Expected results and timeframe
With consistent training, expect increased strength and definition in the quadriceps in approximately 4-6 weeks, alongside improvements in overall leg coordination and strength..
Who this exercise is best for
This exercise is ideal for intermediate individuals looking to enhance quadriceps strength, bodybuilders seeking to target lower body muscles, and athletes needing improved leg power and stability.

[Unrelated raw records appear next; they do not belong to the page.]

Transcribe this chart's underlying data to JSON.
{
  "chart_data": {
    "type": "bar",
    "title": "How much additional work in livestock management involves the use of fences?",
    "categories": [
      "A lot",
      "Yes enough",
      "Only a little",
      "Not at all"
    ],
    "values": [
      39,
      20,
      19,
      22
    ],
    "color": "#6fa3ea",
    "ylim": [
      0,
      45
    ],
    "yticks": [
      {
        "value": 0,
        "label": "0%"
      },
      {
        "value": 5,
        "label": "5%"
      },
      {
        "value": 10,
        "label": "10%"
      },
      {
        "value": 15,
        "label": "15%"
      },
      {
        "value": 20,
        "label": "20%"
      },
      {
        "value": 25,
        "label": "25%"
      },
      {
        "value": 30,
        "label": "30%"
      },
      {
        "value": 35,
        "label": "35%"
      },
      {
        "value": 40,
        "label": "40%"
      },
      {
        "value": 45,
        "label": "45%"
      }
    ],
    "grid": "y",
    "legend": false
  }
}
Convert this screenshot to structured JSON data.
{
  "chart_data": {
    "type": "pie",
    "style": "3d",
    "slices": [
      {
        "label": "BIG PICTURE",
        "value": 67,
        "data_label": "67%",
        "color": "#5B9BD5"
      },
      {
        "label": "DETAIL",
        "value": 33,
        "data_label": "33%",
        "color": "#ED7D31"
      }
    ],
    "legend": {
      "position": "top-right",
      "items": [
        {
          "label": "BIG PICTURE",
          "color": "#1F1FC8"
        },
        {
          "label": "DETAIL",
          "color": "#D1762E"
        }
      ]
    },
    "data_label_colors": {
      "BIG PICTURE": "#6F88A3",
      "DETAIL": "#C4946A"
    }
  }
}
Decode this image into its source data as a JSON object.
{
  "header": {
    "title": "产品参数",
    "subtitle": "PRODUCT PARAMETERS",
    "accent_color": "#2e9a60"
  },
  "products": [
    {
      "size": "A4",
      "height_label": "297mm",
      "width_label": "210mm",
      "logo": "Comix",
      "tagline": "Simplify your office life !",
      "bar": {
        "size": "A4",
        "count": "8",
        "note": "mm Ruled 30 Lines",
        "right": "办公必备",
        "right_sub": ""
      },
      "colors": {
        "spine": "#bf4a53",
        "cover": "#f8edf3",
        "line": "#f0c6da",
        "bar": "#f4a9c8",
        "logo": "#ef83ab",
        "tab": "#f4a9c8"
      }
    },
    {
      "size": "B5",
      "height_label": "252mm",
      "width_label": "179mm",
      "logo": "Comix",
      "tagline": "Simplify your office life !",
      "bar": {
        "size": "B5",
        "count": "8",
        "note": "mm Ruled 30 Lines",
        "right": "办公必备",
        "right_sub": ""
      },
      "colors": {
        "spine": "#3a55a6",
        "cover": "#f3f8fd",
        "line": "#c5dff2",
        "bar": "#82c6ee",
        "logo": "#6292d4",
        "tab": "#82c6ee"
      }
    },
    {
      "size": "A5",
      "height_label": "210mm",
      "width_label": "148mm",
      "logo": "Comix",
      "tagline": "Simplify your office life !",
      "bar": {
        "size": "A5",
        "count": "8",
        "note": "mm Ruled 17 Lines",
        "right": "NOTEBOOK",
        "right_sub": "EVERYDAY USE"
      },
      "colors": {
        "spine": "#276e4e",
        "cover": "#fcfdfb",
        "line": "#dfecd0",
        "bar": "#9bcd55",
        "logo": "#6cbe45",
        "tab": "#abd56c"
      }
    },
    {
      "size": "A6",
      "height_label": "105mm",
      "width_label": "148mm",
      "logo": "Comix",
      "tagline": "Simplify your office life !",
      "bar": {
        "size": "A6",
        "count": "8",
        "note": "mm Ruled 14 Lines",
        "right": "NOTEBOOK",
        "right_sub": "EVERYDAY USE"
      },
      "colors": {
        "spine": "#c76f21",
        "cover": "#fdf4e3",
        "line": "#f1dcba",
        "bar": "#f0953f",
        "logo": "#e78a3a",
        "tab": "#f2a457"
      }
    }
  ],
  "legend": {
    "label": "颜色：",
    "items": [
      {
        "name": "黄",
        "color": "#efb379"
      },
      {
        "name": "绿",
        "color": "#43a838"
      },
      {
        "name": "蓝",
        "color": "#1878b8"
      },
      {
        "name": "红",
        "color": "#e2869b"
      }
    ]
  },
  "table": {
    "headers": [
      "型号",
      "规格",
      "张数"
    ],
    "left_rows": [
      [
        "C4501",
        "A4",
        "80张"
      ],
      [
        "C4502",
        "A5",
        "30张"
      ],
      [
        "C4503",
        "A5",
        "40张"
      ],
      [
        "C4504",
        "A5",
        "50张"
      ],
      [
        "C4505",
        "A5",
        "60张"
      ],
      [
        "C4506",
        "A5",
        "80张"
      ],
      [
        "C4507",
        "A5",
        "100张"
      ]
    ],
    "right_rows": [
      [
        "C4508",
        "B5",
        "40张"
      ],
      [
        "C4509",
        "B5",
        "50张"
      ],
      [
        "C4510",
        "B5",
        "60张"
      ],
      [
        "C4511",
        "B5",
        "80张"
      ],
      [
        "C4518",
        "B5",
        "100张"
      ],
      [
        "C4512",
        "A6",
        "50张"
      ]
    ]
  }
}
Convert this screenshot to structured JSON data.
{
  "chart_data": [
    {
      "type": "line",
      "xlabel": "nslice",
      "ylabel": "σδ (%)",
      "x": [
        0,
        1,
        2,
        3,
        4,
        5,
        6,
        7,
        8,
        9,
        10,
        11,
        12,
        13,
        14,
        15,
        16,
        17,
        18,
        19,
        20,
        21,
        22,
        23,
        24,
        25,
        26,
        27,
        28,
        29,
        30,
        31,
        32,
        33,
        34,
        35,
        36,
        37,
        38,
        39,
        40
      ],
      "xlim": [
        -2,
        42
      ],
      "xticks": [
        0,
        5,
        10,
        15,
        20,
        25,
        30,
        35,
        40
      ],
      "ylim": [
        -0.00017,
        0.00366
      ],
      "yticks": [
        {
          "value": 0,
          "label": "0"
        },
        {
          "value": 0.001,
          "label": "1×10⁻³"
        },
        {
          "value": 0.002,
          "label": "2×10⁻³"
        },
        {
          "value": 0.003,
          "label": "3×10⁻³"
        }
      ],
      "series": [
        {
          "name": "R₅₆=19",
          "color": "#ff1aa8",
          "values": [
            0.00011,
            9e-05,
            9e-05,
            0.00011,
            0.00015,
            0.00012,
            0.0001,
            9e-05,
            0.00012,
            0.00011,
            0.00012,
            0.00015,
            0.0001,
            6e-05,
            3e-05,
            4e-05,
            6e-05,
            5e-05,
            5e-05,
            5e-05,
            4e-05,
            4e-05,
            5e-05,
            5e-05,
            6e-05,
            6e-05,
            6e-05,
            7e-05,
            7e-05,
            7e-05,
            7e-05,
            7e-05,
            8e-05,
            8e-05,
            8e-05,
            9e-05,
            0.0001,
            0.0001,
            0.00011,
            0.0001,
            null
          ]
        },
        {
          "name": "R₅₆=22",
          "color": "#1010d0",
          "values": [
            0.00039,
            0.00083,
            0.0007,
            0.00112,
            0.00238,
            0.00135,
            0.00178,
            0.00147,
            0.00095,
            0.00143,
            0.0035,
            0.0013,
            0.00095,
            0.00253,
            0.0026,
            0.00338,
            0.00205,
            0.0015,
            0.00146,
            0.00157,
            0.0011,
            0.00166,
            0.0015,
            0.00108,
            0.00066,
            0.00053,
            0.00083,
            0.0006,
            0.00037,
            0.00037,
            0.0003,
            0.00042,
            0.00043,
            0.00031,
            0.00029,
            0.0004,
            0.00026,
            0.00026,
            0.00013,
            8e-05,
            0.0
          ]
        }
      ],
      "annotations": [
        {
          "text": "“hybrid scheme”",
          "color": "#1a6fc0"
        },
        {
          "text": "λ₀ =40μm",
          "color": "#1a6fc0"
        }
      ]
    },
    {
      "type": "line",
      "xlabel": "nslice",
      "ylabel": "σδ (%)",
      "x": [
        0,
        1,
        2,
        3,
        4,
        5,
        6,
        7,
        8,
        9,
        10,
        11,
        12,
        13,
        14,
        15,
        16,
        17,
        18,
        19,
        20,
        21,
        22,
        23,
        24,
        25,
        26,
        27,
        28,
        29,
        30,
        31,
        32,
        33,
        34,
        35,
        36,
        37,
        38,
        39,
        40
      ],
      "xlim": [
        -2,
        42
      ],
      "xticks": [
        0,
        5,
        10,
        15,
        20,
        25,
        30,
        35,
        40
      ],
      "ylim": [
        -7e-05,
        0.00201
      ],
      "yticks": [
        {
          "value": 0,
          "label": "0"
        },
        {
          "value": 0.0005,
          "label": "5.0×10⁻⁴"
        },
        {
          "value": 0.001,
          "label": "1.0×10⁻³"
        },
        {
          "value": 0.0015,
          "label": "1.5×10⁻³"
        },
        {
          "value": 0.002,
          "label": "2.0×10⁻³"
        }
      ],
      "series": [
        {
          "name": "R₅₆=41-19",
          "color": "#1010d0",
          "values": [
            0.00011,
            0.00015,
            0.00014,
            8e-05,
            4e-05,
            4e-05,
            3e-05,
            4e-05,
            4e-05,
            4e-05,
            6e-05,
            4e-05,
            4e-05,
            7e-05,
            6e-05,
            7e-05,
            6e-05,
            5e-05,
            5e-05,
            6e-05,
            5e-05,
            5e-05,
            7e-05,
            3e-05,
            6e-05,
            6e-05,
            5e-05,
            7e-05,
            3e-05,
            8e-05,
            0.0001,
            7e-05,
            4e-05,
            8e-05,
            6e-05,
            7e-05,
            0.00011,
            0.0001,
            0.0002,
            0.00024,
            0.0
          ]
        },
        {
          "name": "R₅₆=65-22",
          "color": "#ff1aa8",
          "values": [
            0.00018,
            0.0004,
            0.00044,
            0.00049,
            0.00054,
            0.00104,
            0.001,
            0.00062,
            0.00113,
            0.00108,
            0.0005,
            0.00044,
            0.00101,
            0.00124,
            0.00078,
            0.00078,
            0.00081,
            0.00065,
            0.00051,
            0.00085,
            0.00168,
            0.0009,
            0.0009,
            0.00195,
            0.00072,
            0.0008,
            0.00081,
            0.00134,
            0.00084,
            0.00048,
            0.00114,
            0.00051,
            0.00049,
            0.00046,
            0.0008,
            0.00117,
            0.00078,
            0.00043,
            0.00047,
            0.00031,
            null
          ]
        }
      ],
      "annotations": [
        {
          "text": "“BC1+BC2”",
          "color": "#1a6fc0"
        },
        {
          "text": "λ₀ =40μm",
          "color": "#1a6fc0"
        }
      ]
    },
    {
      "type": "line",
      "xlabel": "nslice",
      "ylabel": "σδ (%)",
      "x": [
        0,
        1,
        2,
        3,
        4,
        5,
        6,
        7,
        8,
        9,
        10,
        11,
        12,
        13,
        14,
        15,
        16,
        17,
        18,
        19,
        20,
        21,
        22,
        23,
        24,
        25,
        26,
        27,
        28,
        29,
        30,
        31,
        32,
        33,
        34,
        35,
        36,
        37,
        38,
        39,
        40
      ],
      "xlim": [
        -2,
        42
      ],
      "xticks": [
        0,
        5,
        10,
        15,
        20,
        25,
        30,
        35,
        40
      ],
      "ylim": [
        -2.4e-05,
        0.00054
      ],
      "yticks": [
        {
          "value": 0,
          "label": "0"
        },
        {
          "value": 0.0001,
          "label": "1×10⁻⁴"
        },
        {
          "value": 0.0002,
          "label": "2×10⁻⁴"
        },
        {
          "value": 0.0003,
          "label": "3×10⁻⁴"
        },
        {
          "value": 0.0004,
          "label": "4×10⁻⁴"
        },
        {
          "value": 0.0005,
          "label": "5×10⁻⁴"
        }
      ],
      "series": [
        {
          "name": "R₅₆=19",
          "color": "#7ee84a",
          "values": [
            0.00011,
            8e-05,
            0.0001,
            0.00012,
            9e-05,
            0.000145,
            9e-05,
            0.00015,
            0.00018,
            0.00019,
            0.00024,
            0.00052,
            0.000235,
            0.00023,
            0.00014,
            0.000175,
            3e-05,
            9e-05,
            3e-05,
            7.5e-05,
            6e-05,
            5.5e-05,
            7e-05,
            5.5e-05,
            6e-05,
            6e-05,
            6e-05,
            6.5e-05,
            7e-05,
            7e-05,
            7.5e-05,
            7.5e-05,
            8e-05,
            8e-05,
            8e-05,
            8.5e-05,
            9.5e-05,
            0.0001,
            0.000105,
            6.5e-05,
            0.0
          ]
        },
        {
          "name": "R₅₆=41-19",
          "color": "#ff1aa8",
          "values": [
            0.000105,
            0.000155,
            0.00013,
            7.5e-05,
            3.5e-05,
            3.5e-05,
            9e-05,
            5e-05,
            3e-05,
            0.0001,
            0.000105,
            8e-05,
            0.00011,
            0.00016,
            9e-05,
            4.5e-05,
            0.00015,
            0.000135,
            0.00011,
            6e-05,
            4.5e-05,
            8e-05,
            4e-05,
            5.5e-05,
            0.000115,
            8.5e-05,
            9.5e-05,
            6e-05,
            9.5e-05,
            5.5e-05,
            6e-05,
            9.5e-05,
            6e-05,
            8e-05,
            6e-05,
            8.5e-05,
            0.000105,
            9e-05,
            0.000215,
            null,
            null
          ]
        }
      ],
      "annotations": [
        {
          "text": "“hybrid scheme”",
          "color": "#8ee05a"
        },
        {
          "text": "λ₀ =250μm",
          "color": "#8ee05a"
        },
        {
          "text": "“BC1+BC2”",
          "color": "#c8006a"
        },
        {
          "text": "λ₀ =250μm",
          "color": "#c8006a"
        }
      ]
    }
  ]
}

Scientific studies supporting its effectiveness
Research indicates that landmine exercises promote greater muscle activation compared to traditional squat variations. Studies show that unilateral movements can improve balance and reduce the risk of injury by addressing muscle imbalances.
Variations
Beginner modifications
Beginners can perform the landmine hack squat with lighter weights or bodyweight to master the form. Alternatively, they can use a stable surface for support or practice a bodyweight squat before progressing to the landmine version.
Advanced progressions
Advanced variations could include adding more weight, incorporating slow eccentric phases, or performing the hack squat on a balance board to further challenge stability.
Integrations
Complementary exercises
Integrate complementary exercises such as lunges, leg presses, and box jumps to improve overall lower body strength and explosiveness.
Super set recommendations
Pair the Single Arm Landmine Hack Squat with exercises like the Overhead Dumbbell Press or Bent-Over Rows to work the upper body while allowing for recovery in the legs.
Sample workout routines
Sample routines could include: 1) Warm-up with dynamic stretches, 2) Single Arm Landmine Hack Squats (3 sets of 8-12 reps), 3) Lunges (3 sets of 10 reps each leg), 4) Overhead Dumbbell Press (3 sets of 10-12 reps).
Exercise combinations
For a comprehensive leg workout, combine this exercise with Deadlifts (to target the hamstrings) and Calf Raises (for lower leg activation).
Best time to do this exercise in your workout
This exercise is best performed during the primary lifting phase of your workout when you have maximum energy and focus, ideally after a proper warm-up and prior to heavy compound lifts.